The executive compensation plan will be voted on at this month’s general meeting, with the new bonus terms likely a welcome change for investors and shareholders. More than that, the new approach and accompanying incentives will likely be crucial to the continued success of 15-year-old Boohoo, as the company continues to grapple with the fallout from reports of unethical practices in its chain. of supply, which led to nearly a billion pounds being wiped out of its stock value in the course of a single week.
If retailers are keen to demonstrate and underline their commitment to ESG, then the way forward would be to follow suit. While 45% of FTSE 100 companies have either an ESG target in their annual bonus or a long-term incentive, or both, an analysis of compensation reports from UK-based retailers shows that few companies include ESG objectives in the remuneration of their directors.
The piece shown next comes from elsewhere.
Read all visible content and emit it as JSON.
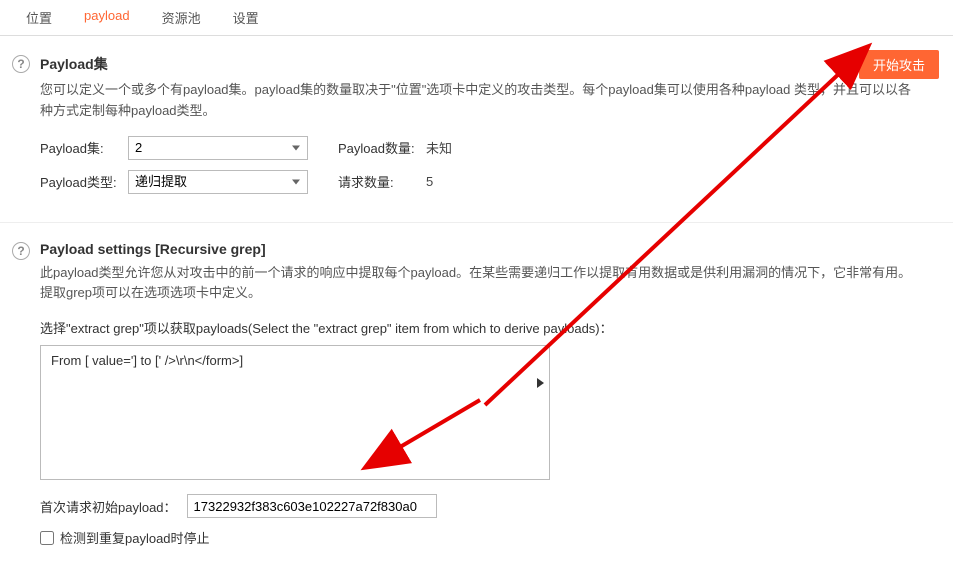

Among the potential outliers? Burberry said it plans to incorporate non-financial performance measures – including the achievement of ESG targets for the group’s senior executives – into its compensation structure. At the same time, after revealing that senior executives chose to forgo their bonuses for fiscal 2020, Disney’s compensation committee said in a letter to shareholders in January that the global entertainment company and retailer would highlight ESG measures in its 2021 annual bonuses by giving diversity and inclusion the highest weighting among non-financial measures.
Retailers considering linking ESG metrics to executive compensation will primarily need to select the most important issues; this should be done before even considering whether to use entry measures that focus on a company taking action (e.g. towards environmental initiatives, development of low carbon technologies) or output that represent an easily identifiable outcome (eg reduction in carbon emissions). Clearly, while output metrics are preferred by investors, the value of input metrics should also be seen as part of the overall strategy. In addition, the ESG measures that a company decides to use must be transparent and easy to understand.
In light of increasing pressure from investors, shareholders and consumers in the ESG space, Boohoo’s announcement could be the start of a shift for retailers from traditional financial performance metrics to ones that demonstrate l ‘a company’s commitment to ethical and sustainable values through executive compensation. .
Saba Palizi is Senior Counsel at Macfarlanes, where she specializes in employee benefits and is a member of the firm’s Compensation practice.